Ginger Nuts of Horror
BY ALEX DAVIS
Dir. Fred Vogel and Scott Swan, USA, 88 min
As much as I love watching so many great extreme movies with Film Gutter, as well as having the chance to write about them, I do occasionally wish there was something a bit more fun to take in. Probably once every forty or fifty movies is there something that genuinely makes me laugh, or that I can look back at with real fondness and think 'I'll really look forward to watching that again.' Of course, that's partly the nature of the beast – extreme horror tends to explore subjects that are darker and more taboo than horror in the mainstream, and leans towards the graphic and the shocking. However once in a while there's a movie that does leave me thinking 'that was fun'. But one that does fit that rare bill is Scott Swan and Fred Vogel's 2009 movie, Maskhead.
It's a strange movie, almost a film within a film, mostly following Syl and Maddie, who run a fetish film business – and their wonderful advert for models sold me in the first few minutes. They come across (if you'll forgive the expression) a range of male and female performers whom they employ in a range of sometimes disturbing and sometimes flat-out weird scenarios designed to titillate their viewers. The spectacle in places is so strange you simply have to laugh, and some of the stories and anecdotes we're regaled with by the characters are genuinely great. The whole experience is a bit crazy, a bit psychedelic and a little wonderful.

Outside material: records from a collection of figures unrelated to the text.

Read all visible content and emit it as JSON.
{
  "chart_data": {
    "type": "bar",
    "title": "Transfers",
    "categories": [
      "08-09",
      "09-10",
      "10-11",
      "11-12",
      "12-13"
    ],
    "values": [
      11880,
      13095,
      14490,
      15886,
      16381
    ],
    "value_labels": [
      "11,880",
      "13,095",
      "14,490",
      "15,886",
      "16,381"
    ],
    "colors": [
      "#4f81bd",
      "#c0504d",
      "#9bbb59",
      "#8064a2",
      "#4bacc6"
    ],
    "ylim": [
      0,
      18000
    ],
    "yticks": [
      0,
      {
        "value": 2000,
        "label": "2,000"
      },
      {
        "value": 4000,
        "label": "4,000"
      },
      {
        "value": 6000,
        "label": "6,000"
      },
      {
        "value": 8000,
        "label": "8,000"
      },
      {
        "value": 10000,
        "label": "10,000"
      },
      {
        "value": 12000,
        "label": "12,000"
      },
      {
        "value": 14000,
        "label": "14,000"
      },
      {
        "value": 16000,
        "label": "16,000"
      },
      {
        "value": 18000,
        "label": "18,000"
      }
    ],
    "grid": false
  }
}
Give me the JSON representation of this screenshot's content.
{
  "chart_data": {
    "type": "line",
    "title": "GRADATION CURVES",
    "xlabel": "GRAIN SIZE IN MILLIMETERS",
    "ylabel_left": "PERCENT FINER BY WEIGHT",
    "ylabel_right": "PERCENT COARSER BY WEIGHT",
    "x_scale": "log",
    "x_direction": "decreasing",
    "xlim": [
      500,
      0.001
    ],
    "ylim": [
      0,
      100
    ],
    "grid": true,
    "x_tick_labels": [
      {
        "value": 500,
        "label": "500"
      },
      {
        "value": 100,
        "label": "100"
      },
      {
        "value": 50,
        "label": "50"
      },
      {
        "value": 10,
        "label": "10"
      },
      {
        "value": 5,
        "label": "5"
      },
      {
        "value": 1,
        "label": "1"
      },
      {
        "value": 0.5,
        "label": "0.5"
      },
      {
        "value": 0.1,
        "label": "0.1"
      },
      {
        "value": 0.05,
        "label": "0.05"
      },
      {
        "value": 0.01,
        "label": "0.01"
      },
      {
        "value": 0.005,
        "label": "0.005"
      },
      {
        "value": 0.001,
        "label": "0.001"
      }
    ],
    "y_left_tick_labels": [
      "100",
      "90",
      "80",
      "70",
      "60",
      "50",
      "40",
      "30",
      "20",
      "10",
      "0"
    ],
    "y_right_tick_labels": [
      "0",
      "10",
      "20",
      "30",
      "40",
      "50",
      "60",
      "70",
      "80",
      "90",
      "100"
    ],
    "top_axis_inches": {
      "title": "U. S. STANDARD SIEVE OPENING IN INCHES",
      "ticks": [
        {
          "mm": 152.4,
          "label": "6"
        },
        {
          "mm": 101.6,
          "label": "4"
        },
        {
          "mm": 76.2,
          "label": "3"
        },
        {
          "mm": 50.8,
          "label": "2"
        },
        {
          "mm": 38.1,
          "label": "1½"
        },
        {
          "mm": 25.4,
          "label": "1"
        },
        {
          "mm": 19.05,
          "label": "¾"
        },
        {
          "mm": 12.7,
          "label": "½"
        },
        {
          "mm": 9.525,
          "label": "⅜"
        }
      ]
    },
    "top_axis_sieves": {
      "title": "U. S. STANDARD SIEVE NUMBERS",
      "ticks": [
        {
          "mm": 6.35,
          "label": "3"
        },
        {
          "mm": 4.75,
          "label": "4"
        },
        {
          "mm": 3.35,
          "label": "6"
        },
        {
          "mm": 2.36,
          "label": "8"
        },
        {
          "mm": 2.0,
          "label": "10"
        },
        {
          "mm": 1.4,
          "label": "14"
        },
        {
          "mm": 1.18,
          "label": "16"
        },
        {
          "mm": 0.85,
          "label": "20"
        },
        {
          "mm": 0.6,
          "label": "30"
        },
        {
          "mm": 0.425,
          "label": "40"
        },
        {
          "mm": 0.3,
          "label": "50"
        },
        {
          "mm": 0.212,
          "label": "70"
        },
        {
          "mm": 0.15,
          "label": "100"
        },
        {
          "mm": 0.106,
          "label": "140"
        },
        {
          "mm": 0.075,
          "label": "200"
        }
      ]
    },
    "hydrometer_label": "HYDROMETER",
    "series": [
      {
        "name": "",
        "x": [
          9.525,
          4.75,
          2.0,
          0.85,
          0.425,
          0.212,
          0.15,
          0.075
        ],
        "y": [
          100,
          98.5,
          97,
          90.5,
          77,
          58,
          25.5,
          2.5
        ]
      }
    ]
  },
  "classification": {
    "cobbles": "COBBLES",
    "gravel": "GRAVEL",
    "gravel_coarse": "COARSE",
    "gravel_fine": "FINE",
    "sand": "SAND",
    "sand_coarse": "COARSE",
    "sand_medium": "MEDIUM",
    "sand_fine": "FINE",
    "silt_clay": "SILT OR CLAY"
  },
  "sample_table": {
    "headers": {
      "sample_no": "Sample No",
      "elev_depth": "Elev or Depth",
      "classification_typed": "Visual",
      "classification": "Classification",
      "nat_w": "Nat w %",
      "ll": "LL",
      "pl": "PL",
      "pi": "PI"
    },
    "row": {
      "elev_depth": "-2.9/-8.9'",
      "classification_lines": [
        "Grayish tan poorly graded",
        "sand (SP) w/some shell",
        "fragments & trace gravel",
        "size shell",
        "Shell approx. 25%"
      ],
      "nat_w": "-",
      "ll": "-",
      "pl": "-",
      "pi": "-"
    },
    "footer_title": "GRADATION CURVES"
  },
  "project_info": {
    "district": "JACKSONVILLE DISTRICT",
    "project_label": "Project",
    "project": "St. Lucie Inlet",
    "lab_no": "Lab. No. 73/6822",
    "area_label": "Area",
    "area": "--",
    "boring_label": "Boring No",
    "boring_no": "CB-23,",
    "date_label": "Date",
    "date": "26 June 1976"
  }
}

The titular character, Maskhead, is one of the popular characters in the film business' line of movies and is a pretty odd visual, all bandages and barbed wire. The genuinely nasty part of the movie comes rather later into the piece, when Maskhead's killings go from being staged and scripted to genuine and impromptu. The slightly meta style of film-making does leave you wondering if some of the earlier killings were the real deal to, but there's certainly no doubt at all as we get into the last half hour.
Don't get me wrong, it's not perfect. We get thrown all kinds of characters, most of whom are only in one scene and are sort of meat for the grinder. There's not a great deal by way of coherent plot either, so most of the movie ends up feeling something like a series of vignettes or in places comedy sketches. I was more than once put in mind of Frankie Boyle's Tramadol Nights so surreal and dark was the humour. But that humour is really cutting and really wicked – I never thought a scene featuring anal fisting could actually make me laugh, but I was proven wrong here. Then again, that might just say something about me...
I can't possibly leave this review without a mention for the real star of the show, The Cowboy, wonderfully depicted by Daniel V Klein. He's a fairly enigmatic figure who drifts in and out of the film almost at will, but when he's there things really step up a gear. The Cowboy just seems to have real charisma and stage presence, and his stories of debauchery are such a highlight here. It's worth watching just for his lurid tales of drugs and sex.
If you watch extreme horror because you really like your limits tested and your movies to be genuinely horrifying, then Maskhead probably isn't for you. No doubt it has some pretty hideous moments, but some of the video shoots are more like to promote laughter for this with that surreal sense of humour. Equally if you love a compelling plot this won't be for you – it's bitty, it barely goes anywhere and it has a whole host of throwaway characters without any real sort of arc or journey.
But in spite of that – or maybe because of that – I genuinely loved Maskhead. It's so out there, and the humour is so up my street, that I was more than willing to forgive some of the other problems the movie had. I was properly entertained from start to finish, which isn't always a familiar feeling around these parts. And I can genuinely see myself coming back to this one when I need a chuckle.
RATING: 8/10. I can't give it top marks, even though part of me was very tempted too, because I can't deny it has a few flaws. It almost feels like a showreel for the oddest, darkest comedy series you've ever seen. But seen in that light, it's very good, very funny and very much held my attention rapt. The characters are a bit disposable but there are enough gems in there – particularly the deranged Cowboy – to keep you hooked. Quite unlike anything I've seen in extreme horror – some readers out there might not take to it but this was something I heartily enjoyed, so I'm giving it a strong 8/10.